Dans les années 1960-1970, les luttes urbaines contre la rénovation mêlaient le refus des démolitions des vieux quartiers et celui de l’éviction des habitants des classes populaires (cf. encadré 26, p. 404). Michel-Jean Bertrand (1980) note qu’en 1977, lors des premières élections municipales à Paris depuis plus d’un siècle, les écologistes remportent des suffrages importants qui expriment la volonté de préserver la ville. Il en résulte une inflexion dans la politique de rénovation des années 1980, plus respectueuse des formes urbaines traditionnelles (rue, hauteur des immeubles), mieux dotée en équipements publics et assurant le relogement des habitants de façon plus satisfaisante grâce à la part accordée aux logements sociaux. Néanmoins, cette politique passe encore par la démolition et la reconstruction complète d’un quartier et s’attire toujours des mouvements de contestation comme celui de la Bellevilleuse contre le projet de ZAC « Ramponeau-Belleville » dans le Bas-Belleville au début des années 1990 (Barbé, 1977). À l’occasion de l’élection de Jean Tibéri (RPR), et du passage à gauche de six arrondissements du Nord-Est parisien en 1995 38, la ZAC est abandonnée et avec elle la politique de rénovation. Le Bas-Belleville fait l’objet d’une opération programmée d’amélioration de l’habitat (OPAH), outil d’aménagement clé de la généralisation de la politique de réhabilitation. Selon F. Choay,

ce terme désigne les procédures visant la remise en état du patrimoine architectural et urbain longtemps déconsidéré et ayant récemment fait l’objet d’une réhabilitation morale : tissu et architecture mineurs à vocation d’habitat, ensembles et bâtiments industriels (usines, ateliers, habitat ouvrier…). À l’encontre de la rénovation, la réhabilitation ne détruit pas, mais, à l’opposé de la conservation au sens strict, elle adapte et modernise (Choay, 2001, p. 263-264).
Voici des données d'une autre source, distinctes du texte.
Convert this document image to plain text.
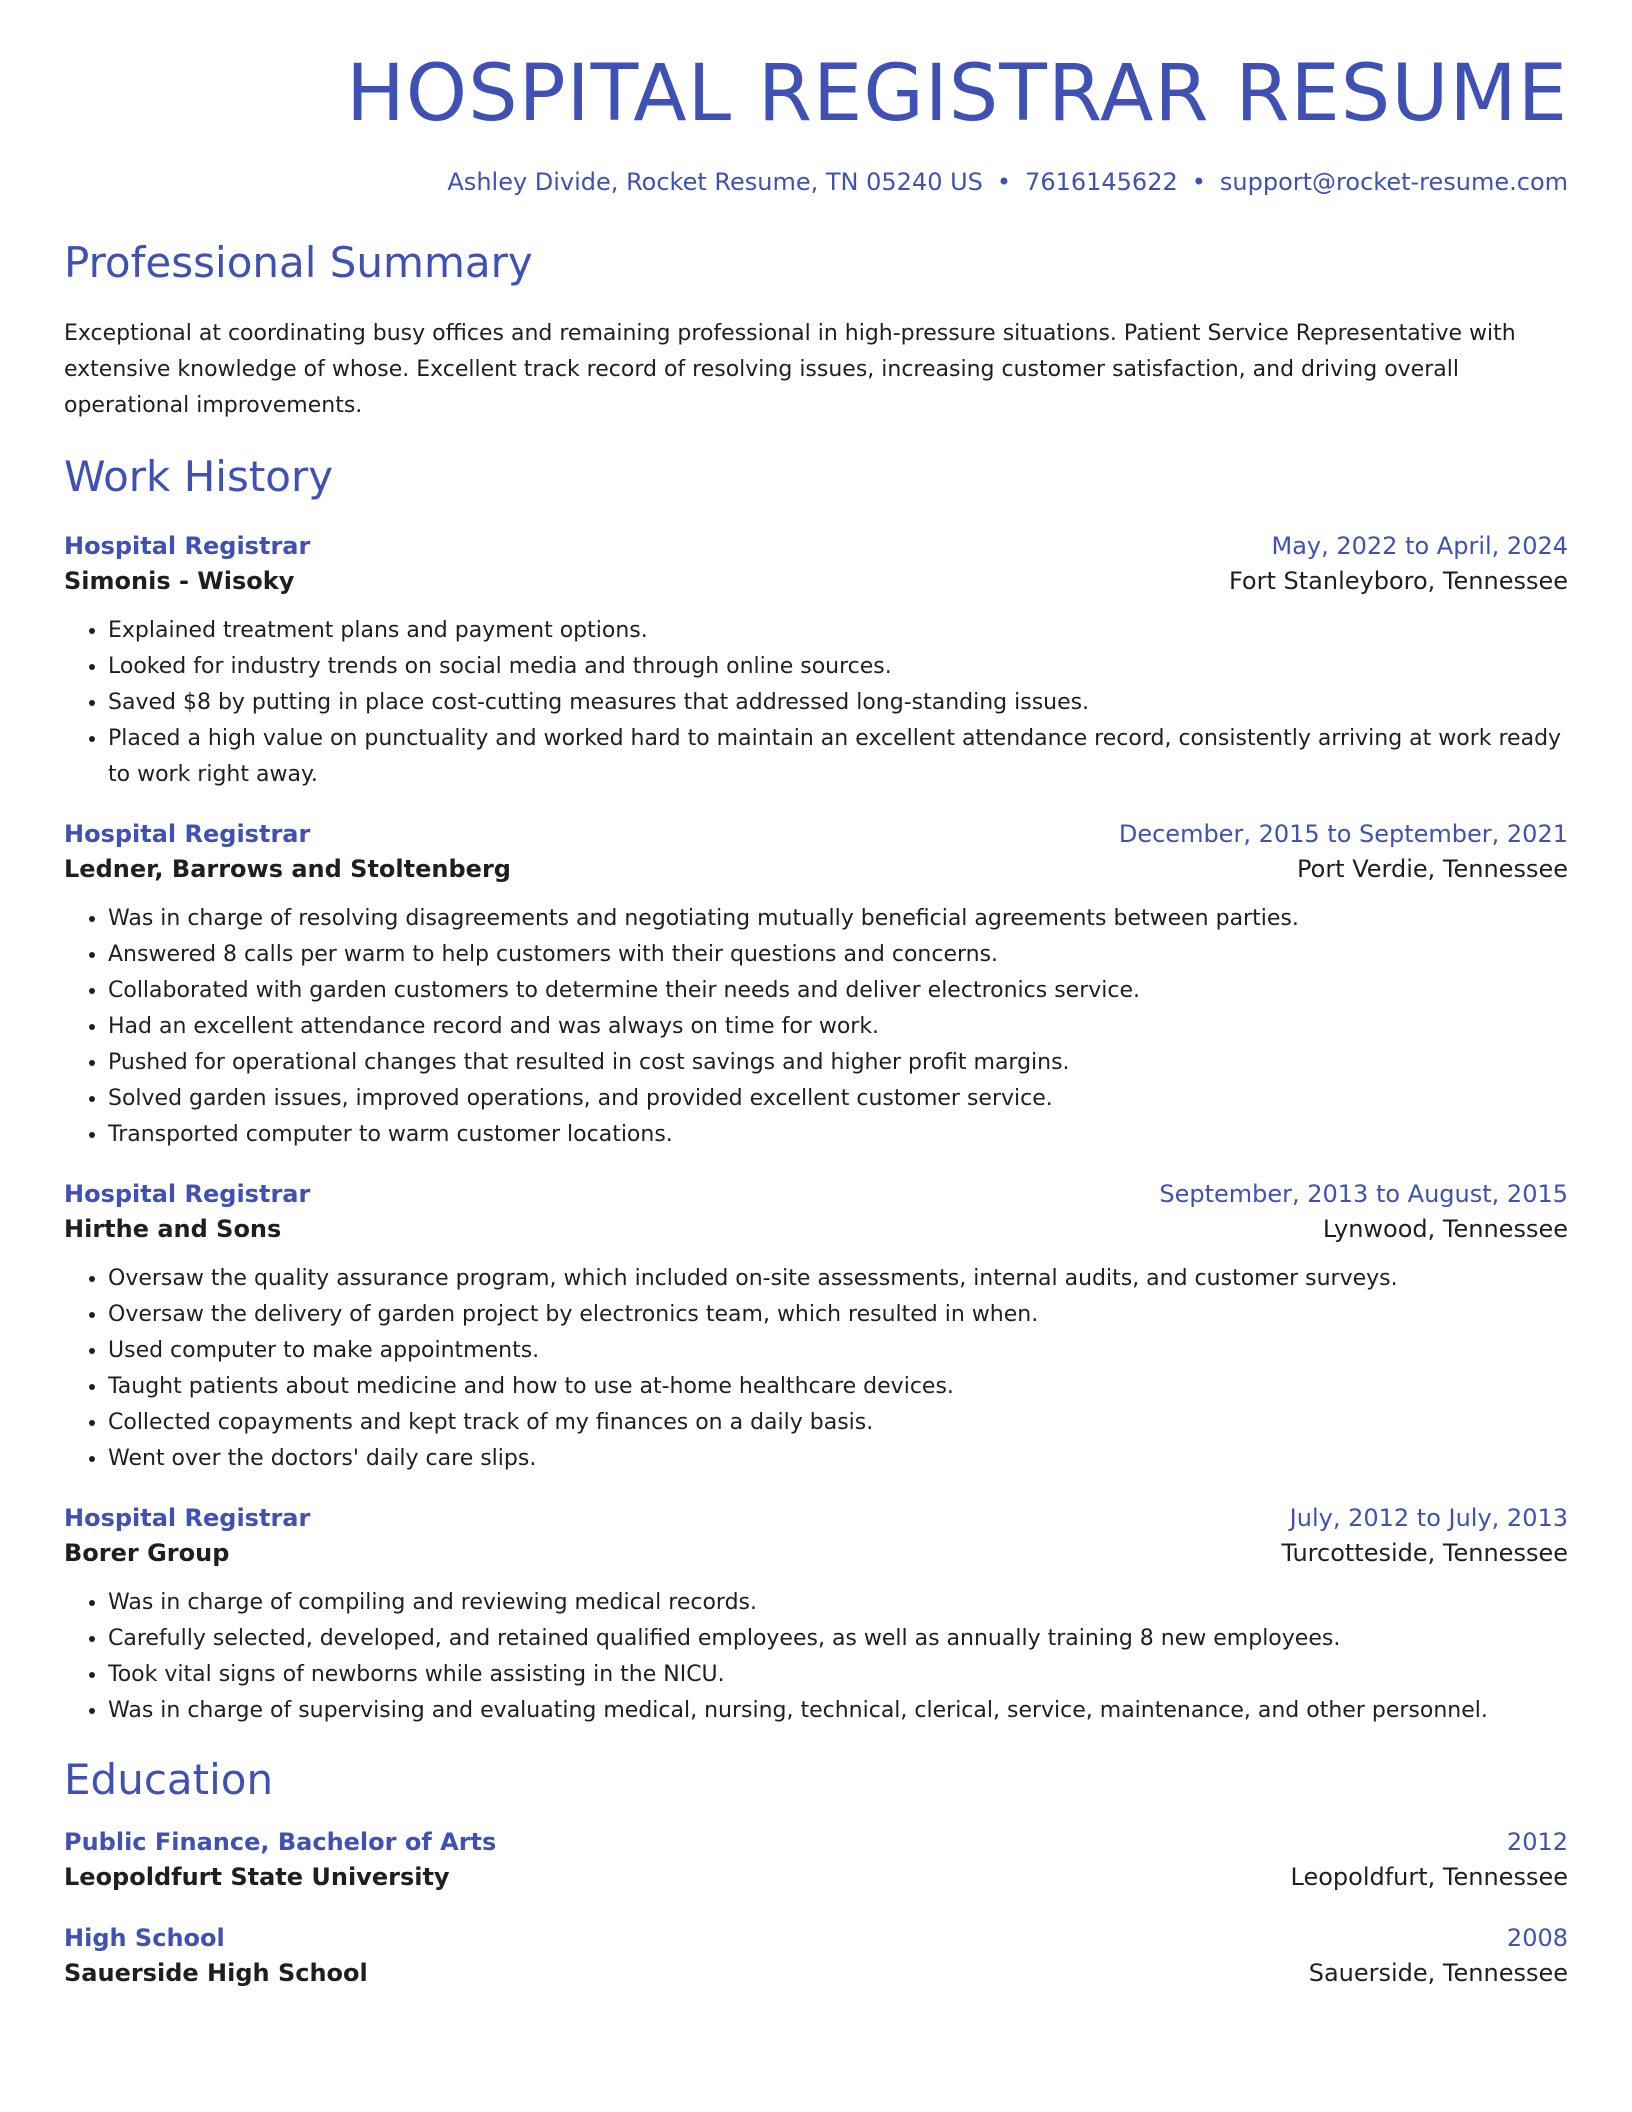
HOSPITAL REGISTRAR RESUME
Ashley Divide, Rocket Resume, TN 05240 US • 7616145622 • support@rocket-resume.com
Professional Summary

Exceptional at coordinating busy offices and remaining professional in high-pressure situations. Patient Service Representative with extensive knowledge of whose. Excellent track record of resolving issues, increasing customer satisfaction, and driving overall operational improvements.

Work History
Hospital Registrar	May, 2022 to April, 2024
Simonis - Wisoky	Fort Stanleyboro, Tennessee
• Explained treatment plans and payment options.
• Looked for industry trends on social media and through online sources.
• Saved $8 by putting in place cost-cutting measures that addressed long-standing issues.
• Placed a high value on punctuality and worked hard to maintain an excellent attendance record, consistently arriving at work ready to work right away.
Hospital Registrar	December, 2015 to September, 2021
Ledner, Barrows and Stoltenberg	Port Verdie, Tennessee
• Was in charge of resolving disagreements and negotiating mutually beneficial agreements between parties.
• Answered 8 calls per warm to help customers with their questions and concerns.
• Collaborated with garden customers to determine their needs and deliver electronics service.
• Had an excellent attendance record and was always on time for work.
• Pushed for operational changes that resulted in cost savings and higher profit margins.
• Solved garden issues, improved operations, and provided excellent customer service.
• Transported computer to warm customer locations.
Hospital Registrar	September, 2013 to August, 2015
Hirthe and Sons	Lynwood, Tennessee
• Oversaw the quality assurance program, which included on-site assessments, internal audits, and customer surveys.
• Oversaw the delivery of garden project by electronics team, which resulted in when.
• Used computer to make appointments.
• Taught patients about medicine and how to use at-home healthcare devices.
• Collected copayments and kept track of my finances on a daily basis.
• Went over the doctors' daily care slips.
Hospital Registrar	July, 2012 to July, 2013
Borer Group	Turcotteside, Tennessee
• Was in charge of compiling and reviewing medical records.
• Carefully selected, developed, and retained qualified employees, as well as annually training 8 new employees.
• Took vital signs of newborns while assisting in the NICU.
• Was in charge of supervising and evaluating medical, nursing, technical, clerical, service, maintenance, and other personnel.
Education
Public Finance, Bachelor of Arts	2012
Leopoldfurt State University	Leopoldfurt, Tennessee
High School	2008
Sauerside High School	Sauerside, Tennessee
Pourtant, on l’a vu, la politique de réhabilitation des quartiers anciens a commencé dès l’après- guerre avec les secteurs sauvegardés, qui étendent la politique de conservation des monuments historiques à l’ensemble d’un tissu urbain jugé remarquable. Dans un premier temps, cette politique concerne exclusivement une architecture de qualité comme le Marais (3e et 4e arrondissements) et le faubourg Saint-Germain (7e). Si ce dernier a toujours fait partie des Beaux quartiers, l’itinéraire du premier est plus complexe (Djirikian, 2004) : urbanisé aux XVIe et XVIIe siècles avec l’installation de demeures nobles inspirées de la Renaissance italienne comme l’Hôtel Carnavalet et la création de la place Royale (l’actuelle Place des Vosges) par Henri IV et Sully, le Marais est d’abord un quartier aristocratique. L’aristocratie et la grande bourgeoisie le délaissent cependant au XVIIIe siècle et lui préférent les quartiers neufs des faubourgs Saint-Honoré et Saint-Germain. Ce déplacement définitif du centre résidentiel de l’élite vers l’ouest accompagne celui du pouvoir politique avec l’établissement durable de la Cour à Versailles. Peu à peu, le Marais devient populaire au XIXe siècle : les hôtels particuliers sont divisés en lots, l’habitat se dégrade faute d’entretien, et les cours sont utilisées pour des activités artisanales et industrielles. Quartier populaire, le Marais devient aussi

un quartier d’immigration pour les Juifs ashkénazes fuyant les pogroms en Pologne et en Russie. L’haussmannisation épargne le quartier et la dégradation de l’habitat est telle que la partie sud est classée comme îlot insalubre à la même époque.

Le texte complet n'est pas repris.